Tinha sido uma linda manhã de sol. Ângela estava exausta, tinha acabado de chegar do seu primeiro trabalho, quando lembrou que precisava escrever um texto para logo mais a noite. Fernando, seu marido, tinha deixado mais uma vez em cima da pequena mesa da sala o bilhete: “Não se preocupe com nada... Olhe ao seu redor, reflita suas vontades e expresse-as através de seus textos. Eu te amo!”. Ângela se direciona ao quarto com o pequeno bilhete na mão, coloca-o em seu emaranhado de papéis pendurados numa tela branca na parede. Liga a televisão. A desliga no mesmo momento. Percebe que está na hora de escrever e então começa.
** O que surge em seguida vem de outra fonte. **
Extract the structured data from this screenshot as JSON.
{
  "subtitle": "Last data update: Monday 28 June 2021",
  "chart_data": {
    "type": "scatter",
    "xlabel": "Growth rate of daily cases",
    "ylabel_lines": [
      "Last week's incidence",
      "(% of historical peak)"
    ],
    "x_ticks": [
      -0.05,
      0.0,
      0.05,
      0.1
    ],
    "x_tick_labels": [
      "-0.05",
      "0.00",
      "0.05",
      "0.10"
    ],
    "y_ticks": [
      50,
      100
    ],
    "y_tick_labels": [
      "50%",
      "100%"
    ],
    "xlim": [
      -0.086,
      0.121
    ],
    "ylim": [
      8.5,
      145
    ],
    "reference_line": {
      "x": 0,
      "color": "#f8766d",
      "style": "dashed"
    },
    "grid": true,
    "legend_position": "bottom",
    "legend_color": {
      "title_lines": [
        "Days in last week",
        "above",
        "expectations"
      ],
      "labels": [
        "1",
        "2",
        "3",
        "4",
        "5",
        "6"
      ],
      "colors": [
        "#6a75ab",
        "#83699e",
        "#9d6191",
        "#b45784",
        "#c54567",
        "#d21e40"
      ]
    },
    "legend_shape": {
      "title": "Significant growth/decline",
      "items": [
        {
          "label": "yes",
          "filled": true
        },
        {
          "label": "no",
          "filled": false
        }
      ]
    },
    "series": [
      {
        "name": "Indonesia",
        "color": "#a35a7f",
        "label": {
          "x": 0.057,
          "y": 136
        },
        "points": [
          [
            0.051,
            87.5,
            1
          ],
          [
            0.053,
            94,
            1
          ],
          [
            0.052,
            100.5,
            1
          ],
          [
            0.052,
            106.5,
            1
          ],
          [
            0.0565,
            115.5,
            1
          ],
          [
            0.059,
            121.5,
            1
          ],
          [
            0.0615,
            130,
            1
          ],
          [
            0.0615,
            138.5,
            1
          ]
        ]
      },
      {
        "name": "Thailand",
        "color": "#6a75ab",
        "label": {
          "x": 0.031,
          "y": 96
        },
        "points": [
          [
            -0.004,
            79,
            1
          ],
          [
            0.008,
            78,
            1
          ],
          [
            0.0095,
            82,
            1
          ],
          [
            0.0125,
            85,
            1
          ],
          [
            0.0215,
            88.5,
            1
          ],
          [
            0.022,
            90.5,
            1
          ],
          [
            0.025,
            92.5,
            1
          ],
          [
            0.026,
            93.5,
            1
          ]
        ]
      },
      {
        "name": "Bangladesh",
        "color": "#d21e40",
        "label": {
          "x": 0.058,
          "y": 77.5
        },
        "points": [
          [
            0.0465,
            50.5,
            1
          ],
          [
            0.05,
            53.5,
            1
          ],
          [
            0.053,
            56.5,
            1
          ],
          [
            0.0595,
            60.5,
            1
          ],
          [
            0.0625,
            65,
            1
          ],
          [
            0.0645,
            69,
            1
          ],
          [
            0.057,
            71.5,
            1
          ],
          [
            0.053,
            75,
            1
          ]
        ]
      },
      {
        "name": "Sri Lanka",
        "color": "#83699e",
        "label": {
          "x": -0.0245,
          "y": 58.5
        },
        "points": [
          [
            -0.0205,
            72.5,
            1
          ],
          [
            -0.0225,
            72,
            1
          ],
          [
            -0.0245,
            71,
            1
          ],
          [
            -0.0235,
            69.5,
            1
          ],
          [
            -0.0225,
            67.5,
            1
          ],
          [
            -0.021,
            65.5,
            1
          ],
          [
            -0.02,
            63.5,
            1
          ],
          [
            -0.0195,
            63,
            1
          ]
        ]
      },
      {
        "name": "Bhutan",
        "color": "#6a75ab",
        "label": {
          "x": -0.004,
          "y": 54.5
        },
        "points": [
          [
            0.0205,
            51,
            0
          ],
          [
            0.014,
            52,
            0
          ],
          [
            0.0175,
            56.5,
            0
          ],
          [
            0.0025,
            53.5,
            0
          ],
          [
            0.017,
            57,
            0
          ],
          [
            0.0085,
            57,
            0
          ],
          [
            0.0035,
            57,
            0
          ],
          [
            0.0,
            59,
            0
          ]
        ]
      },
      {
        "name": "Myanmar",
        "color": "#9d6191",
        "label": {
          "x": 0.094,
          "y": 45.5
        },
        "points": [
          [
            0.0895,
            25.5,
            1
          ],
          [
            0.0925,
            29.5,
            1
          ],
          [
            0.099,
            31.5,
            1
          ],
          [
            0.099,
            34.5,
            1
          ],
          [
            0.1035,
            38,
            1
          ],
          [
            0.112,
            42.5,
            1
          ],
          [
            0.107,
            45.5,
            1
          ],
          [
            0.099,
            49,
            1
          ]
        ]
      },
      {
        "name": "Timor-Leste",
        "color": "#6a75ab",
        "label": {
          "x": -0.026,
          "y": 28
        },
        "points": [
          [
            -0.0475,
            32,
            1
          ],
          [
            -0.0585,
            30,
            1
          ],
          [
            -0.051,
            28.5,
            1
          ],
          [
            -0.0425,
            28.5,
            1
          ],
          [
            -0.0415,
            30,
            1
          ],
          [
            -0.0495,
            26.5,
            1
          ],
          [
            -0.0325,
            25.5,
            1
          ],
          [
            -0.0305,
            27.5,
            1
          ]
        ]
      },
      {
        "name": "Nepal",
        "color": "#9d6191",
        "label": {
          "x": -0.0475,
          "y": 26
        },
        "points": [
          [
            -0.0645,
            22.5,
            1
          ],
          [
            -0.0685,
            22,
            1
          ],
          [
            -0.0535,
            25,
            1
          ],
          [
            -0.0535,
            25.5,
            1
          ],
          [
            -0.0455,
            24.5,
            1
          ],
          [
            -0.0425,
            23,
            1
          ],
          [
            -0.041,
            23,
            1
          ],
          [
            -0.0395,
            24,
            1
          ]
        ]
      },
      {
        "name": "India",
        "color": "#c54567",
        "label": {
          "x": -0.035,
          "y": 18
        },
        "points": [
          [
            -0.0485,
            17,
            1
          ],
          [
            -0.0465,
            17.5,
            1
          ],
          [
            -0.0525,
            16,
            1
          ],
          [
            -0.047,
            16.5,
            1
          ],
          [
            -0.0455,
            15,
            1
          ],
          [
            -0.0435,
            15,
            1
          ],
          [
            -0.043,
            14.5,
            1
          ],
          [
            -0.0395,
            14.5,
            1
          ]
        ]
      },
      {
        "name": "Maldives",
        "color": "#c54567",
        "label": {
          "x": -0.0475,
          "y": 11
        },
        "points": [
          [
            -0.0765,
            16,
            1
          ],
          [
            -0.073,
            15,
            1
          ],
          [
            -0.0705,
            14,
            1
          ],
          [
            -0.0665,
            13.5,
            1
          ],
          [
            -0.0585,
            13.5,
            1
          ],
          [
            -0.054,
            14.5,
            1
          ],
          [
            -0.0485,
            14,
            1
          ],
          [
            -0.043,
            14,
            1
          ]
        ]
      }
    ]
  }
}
“Como falar de assuntos do cotidiano misturados com a atualidade? É como tentar ouvir a televisão e o rádio ao mesmo tempo, sem saber onde encontrar o vies para tamanha situação. Entretanto, tentemos nos concentrar em nossos pensamentos, juntamente com os acontecimentos. A televisão acaba de confirmar uma morte. O rádio acaba de repassar uma música e logo depois a notícia de um nascimento importante. Aí então percebemos o quanto o mundo está o tempo todo em transformações, modificações e recriações da realidade. Mas como abordá-las? Necessito afirmar que o literário se entrelaça com o real e vice-versa. Tudo começa a partir do encontro do imaginário com a realidade. Porém, como criar algo valorativo, se a própria mídia contribui para que as coisas se reproduzam o tempo todo? É melhor não imaginarmos demais determinadas situações...”
Ângela levanta de sua cama, onde estava sentada escrevendo e vai andando pela casa. Sente falta de algo, mas não sabe explicar o que é. Abre a porta da sala, percebe uma tímida passagem de alguém. Ele a olha. Ela retribui com um olhar amedrontado. Passa as mãos pelos cabelos soltos e fecha a porta. Vai à janela e leva um susto quando percebe que ele tem uma foto sua nas mãos. Ela grita. Ele chora. Ela segue-o com o olhar e ele vem em sua direção. Ângela fecha as janelas rapidamente e escuta um breve ruído do silêncio. Silêncio esse que fala com ela e é interrompido quando alguém bate em sua porta. Ela sente medo. Ele sente ânsia. Uma voz surge e o silêncio reaparece logo depois.
Uma batida é notada mais uma vez em sua porta. Ela resolve abrir, mas antes disso corre em seu quarto, pega a folha escrita em cima de sua cama e a dobra em suas mãos. Ele a olha. Ela abaixa a cabeça percebendo suas nervosas mãos. Escuta sua voz. Era ele, Fernando. Ângela lembra de um pequeno trecho de sua escrita e reproduz naquele exato momento: “O mundo está o tempo todo em transformações, modificações e recriações da realidade... Tudo começa a partir do encontro do imaginário com essa realidade...”. Nesse momento Fernando chega mais próximo e te deixa um beijo na testa. Ela então começa a lembrar do seu dia e de suas dificuldades. Seu dois e únicos trabalhos: Conversas com o psicólogo, para recuperação de sua memória, e a criação de textos para posteriormente a análise de suas percepções. Acaba, sem querer, de lembrar que seu dia-a-dia sempre será sua vida de logo mais.